First of all, Cupid. We all know of the image of Cupid and his bow, shooting arrows to make couples fall in love. But where exactly did this come from?

Cupid is a Latin deity, the son of Venus and Mars. With his parents being love and war, it’s no surprise that he ended up with a bow! In one legend, he shoots a golden arrow at Apollo, which makes him fall in love with a nymph. Unfortunately for Apollo, he also shoots a lead arrow at the nymph, making her repulsed by him.

Roses are another popular tradition with Valentine’s Day. Red roses persist as a symbol of Aphrodite, the mother of Cupid, and are a symbol of love. Did you know you can draw them in Maple Learn with our geometry palette?
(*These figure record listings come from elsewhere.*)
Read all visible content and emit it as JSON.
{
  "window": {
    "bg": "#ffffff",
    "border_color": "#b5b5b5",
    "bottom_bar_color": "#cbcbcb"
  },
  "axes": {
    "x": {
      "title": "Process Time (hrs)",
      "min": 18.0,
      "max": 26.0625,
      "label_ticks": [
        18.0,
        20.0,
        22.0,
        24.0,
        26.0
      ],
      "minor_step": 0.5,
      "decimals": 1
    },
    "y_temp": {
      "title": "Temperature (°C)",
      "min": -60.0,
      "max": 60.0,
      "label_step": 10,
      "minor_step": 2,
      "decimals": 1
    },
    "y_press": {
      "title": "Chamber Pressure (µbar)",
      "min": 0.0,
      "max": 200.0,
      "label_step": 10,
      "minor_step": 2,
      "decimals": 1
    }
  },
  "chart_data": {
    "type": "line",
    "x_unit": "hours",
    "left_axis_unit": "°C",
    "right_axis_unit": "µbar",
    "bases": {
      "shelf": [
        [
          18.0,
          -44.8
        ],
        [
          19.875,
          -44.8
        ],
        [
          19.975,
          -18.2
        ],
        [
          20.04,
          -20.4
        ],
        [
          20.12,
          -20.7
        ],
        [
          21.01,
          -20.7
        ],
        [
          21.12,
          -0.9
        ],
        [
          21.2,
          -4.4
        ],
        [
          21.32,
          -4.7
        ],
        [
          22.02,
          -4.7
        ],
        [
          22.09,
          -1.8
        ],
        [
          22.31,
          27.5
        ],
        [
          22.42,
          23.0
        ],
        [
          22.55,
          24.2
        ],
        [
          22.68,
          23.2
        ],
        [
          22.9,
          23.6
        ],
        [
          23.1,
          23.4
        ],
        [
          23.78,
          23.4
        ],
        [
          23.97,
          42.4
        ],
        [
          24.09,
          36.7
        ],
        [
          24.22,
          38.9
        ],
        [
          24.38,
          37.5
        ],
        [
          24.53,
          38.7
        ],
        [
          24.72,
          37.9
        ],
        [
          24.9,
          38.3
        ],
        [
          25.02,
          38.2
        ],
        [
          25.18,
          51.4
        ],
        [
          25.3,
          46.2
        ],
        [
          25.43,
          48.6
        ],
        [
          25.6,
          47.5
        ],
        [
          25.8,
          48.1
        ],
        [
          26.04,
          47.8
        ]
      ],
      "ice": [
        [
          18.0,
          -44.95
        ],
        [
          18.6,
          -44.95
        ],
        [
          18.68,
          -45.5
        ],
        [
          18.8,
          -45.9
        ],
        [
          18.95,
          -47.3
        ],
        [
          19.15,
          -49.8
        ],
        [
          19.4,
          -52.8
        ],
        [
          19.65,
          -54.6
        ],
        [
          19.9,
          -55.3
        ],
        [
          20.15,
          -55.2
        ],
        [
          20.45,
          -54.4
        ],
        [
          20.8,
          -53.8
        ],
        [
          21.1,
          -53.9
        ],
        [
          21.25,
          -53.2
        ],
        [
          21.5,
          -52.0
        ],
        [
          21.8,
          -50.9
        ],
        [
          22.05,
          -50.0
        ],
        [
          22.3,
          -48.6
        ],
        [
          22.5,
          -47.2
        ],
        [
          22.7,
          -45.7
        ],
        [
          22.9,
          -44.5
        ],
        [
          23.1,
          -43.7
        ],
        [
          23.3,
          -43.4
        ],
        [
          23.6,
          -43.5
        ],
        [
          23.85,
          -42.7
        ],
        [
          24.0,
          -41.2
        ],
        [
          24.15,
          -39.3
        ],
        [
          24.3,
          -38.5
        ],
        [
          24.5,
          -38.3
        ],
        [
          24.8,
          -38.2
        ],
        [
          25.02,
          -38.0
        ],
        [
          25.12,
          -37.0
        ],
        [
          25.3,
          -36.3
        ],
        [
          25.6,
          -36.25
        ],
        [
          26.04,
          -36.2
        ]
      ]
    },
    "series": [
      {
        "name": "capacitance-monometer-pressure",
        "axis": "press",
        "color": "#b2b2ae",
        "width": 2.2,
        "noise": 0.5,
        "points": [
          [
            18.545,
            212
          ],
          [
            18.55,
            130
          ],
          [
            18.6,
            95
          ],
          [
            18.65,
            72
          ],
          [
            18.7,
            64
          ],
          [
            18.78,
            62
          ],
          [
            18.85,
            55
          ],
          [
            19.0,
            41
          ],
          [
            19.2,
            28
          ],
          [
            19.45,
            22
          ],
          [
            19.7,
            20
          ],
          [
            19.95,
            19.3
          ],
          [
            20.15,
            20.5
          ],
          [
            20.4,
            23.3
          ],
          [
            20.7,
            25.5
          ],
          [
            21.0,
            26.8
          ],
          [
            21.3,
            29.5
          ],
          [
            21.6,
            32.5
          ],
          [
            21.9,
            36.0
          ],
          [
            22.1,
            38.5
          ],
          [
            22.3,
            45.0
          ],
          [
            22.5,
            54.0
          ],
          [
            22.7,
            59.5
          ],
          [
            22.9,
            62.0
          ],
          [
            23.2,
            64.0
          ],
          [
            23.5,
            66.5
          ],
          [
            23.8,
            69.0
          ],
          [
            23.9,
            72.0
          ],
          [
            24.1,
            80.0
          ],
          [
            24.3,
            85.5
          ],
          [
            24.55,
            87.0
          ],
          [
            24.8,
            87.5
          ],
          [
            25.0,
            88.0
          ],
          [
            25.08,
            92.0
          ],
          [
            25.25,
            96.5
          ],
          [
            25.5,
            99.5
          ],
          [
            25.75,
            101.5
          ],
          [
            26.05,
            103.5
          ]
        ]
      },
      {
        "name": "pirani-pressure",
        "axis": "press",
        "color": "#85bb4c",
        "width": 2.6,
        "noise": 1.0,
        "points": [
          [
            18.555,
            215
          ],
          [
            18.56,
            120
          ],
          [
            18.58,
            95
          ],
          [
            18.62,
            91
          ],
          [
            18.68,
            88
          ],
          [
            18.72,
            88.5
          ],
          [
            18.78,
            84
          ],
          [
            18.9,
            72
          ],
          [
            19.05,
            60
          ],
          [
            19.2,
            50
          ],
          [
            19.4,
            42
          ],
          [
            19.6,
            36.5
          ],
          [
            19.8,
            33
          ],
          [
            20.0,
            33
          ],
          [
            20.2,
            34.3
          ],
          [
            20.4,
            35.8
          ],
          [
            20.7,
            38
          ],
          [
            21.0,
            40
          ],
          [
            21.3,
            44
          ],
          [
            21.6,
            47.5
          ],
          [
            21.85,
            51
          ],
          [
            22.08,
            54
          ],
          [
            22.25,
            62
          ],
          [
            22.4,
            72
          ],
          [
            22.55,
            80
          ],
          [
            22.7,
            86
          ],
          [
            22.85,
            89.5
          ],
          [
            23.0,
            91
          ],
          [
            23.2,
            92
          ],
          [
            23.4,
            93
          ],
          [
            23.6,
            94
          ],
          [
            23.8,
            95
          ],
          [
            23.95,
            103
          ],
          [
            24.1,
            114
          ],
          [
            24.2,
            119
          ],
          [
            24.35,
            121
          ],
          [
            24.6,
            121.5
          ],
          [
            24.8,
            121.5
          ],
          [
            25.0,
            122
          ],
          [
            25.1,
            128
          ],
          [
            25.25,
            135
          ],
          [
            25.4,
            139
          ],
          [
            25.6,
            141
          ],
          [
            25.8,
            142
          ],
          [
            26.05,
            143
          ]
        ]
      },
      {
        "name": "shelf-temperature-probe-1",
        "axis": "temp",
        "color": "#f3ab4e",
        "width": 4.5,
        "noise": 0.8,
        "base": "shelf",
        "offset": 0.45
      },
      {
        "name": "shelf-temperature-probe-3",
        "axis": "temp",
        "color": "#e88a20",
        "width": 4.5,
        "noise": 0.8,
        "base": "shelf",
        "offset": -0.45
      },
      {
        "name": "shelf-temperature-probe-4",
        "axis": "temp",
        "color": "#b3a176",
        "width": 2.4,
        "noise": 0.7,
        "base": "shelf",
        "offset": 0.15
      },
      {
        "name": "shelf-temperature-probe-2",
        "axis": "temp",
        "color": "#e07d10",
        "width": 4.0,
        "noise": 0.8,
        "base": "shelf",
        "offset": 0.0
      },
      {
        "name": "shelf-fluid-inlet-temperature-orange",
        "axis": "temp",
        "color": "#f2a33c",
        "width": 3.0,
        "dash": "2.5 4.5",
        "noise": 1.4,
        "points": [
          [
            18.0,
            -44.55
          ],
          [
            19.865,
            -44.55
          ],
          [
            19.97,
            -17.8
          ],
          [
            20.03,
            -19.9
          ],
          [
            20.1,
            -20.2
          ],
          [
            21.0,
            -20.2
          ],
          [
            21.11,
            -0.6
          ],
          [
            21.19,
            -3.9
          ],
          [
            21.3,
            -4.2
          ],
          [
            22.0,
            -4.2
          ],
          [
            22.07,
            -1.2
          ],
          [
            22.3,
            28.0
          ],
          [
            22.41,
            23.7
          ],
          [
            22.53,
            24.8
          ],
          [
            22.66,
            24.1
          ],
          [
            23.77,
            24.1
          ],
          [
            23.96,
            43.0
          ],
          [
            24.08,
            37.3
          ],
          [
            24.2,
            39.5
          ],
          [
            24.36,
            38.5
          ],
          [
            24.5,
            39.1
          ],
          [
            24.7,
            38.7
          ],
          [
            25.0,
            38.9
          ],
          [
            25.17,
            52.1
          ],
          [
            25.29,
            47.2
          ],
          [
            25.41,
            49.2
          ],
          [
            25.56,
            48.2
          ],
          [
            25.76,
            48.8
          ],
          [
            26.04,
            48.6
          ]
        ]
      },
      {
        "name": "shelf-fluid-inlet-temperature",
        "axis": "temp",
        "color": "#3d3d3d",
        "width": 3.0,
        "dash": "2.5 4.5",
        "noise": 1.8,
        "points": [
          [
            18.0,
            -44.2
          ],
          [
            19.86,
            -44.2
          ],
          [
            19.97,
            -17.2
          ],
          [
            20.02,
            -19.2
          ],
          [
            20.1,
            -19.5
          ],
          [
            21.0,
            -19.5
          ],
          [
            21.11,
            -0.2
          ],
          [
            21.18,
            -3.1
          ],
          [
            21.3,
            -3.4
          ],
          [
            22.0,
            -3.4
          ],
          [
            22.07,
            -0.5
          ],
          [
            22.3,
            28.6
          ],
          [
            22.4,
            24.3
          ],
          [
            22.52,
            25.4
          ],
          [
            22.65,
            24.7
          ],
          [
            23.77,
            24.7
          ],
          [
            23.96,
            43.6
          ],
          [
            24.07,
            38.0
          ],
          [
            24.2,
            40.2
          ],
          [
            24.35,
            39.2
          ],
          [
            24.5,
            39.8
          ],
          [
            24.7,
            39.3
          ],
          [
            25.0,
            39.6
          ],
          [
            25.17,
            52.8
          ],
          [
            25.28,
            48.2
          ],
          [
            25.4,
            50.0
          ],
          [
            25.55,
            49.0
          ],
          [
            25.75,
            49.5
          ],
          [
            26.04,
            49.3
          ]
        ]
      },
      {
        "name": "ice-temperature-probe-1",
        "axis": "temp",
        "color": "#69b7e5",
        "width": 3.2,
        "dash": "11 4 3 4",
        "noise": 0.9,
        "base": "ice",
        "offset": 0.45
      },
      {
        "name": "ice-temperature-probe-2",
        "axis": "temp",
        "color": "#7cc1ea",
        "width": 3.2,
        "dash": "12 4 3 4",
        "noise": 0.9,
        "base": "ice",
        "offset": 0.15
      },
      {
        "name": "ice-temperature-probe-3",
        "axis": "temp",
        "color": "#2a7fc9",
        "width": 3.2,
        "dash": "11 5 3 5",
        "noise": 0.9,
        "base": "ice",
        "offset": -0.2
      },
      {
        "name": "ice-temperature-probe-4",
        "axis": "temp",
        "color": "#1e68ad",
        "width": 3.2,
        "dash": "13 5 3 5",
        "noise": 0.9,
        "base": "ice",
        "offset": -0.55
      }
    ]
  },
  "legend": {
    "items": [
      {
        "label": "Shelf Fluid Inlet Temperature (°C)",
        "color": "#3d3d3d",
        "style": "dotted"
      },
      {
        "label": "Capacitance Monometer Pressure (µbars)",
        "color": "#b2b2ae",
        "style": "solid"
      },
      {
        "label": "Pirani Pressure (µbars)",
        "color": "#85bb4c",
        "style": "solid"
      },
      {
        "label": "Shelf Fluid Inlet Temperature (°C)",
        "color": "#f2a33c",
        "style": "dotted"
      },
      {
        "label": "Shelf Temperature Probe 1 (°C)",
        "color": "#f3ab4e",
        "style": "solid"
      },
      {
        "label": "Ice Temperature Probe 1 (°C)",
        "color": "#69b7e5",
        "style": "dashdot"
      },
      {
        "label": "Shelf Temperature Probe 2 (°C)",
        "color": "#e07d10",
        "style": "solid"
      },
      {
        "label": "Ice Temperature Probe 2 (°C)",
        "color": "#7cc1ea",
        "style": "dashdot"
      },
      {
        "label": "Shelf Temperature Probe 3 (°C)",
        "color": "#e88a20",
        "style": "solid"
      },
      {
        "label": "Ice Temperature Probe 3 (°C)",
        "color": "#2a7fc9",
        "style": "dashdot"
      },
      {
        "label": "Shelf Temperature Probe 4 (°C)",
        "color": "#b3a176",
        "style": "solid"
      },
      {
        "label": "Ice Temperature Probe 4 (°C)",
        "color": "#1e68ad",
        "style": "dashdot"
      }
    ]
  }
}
See one rendition below of a stained glass rose. The link to the document is HERE.

Now, there are a few other love traditions around the world. Did you know that not everyone celebrates love only on Valentine’s Day? There are other important days around the world, and some pre-date Valentine’s Day.

For example, in China, the Miao people celebrate the Sister’s Meal Festival, likely our earliest form of a Valentine’s Day tradition in the world. This occurs in March. Young women make dyed rice representing the different seasons, and when the men come by to sing, they give them packages of the rice. Inside the rice are objects, each with different meanings. A pair of red chopsticks means the woman returns the man’s affection, while one red chopstick is a polite refusal. A clove of garlic or a chili pepper means a strong refusal, and pine needles mean that she is waiting for him to woo her.

We’ve created a document to join in on the fun, even if you’re not participating in this Festival this year. Follow the link HERE to work with fraction tiles to pack your own rice packages, and your own responses to declarations of love. 

We hope everyone has a lovely Valentine’s day!